State Key Laboratory for Managing Biotic and Chemical Threats to the Quality and Safety of Agro-Products, Institute of Agro-Product Safety and Nutrition, Zhejiang Academy of Agricultural Sciences, Hangzhou 310021, China.
College of Agriculture and Biotechnology, Hunan University of Humanities, Science and Technology, Loudi 417000, China.
Food Chem. 2023 Feb 15;402:134487. doi: 10.1016/j.foodchem.2022.134487. Epub 2022 Oct 3.
A multi-functional nanoflares biosensor of spherical gold nanoparticle (Au NP) modified by fluorophore-labeled oligonucleotides (ONS) was designed for ultra-sensitive multi-target mycotoxin analysis in food. Au NP was densely modified with multiplex highly oriented hairpins of oligonucleotides (ONS), each ONS was hybridized to a reporter with a distinct fluorophore label and specifically affiliative to its corresponding mycotoxin target. The fluorescent signals of reporters were pre-quenched by Au NP based on ONS hairpin structures and recovered when exposed to ONS's targets. Excitation-emission matrix (EEM) fluorescence detection was performed in EX and EM wavelength of 200-800 nm. Heavily overlapping spectra of fluorophores, mycotoxins and backgrounds were resolved by alternative trilinear decomposition (ATLD) algorithm, pure spectra of specific fluorophore responding to mycotoxin target can be extracted out for quantitative analysis. Four mycotoxins (Aflatoxin B1, zearalenone, Fumonisins B1, ochratoxin A) were simultaneously quantified at extremely low level with limit of detection <0.02 μg kg, the average recovery accuracies were higher than 91.7 % in various matrices of cereals, nuts, edible oils. This study realized an important breakthrough of the application of nanoflares biosensor and maybe promising to be as an alternative strategy for onsite mycotoxins monitoring of food.

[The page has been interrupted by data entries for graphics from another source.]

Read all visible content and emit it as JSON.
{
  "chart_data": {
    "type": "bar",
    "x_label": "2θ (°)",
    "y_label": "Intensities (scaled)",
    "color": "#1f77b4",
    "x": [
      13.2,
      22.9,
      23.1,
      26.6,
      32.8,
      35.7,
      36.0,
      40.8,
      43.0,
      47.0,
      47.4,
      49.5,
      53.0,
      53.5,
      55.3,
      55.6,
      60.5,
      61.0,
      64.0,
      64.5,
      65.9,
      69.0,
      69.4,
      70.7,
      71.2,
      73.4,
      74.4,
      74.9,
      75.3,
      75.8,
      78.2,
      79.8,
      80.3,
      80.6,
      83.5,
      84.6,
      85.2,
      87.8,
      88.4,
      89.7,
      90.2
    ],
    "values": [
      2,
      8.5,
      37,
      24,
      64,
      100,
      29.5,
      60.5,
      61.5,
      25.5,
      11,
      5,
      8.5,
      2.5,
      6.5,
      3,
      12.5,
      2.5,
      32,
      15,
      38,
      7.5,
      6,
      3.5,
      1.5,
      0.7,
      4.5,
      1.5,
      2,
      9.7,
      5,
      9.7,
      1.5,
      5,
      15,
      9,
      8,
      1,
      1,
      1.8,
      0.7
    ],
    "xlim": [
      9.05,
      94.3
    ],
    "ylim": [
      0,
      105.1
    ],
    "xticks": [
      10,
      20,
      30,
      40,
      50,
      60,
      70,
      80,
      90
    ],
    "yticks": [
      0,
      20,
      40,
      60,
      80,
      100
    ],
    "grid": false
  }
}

一种多功能的纳米级荧光生物传感器,由荧光标记寡核苷酸(ONS)修饰的球形金纳米粒子(Au NP)组成,用于食品中超敏多目标真菌毒素分析。Au NP 被高度修饰了多重定向发夹结构的寡核苷酸(ONS),每个 ONS 与具有独特荧光标记的报告分子杂交,并与相应的真菌毒素靶标特异性结合。当暴露于 ONS 的靶标时,基于 ONS 发夹结构的 Au NP 预先猝灭报告分子的荧光信号,然后恢复。在 200-800nm 的 EX 和 EM 波长下进行激发-发射矩阵(EEM)荧光检测。通过交替三线性分解(ATLD)算法解析荧光团、真菌毒素和背景的严重重叠光谱,可以提取出响应真菌毒素靶标的特定荧光团的纯光谱进行定量分析。四种真菌毒素(黄曲霉毒素 B1、玉米赤霉烯酮、伏马菌素 B1、赭曲霉毒素 A)在极低水平下同时被定量检测,检测限<0.02μg kg,在谷物、坚果、食用油等各种基质中的平均回收率均高于 91.7%。本研究实现了纳米级荧光生物传感器应用的重要突破,有望成为食品中真菌毒素现场监测的替代策略。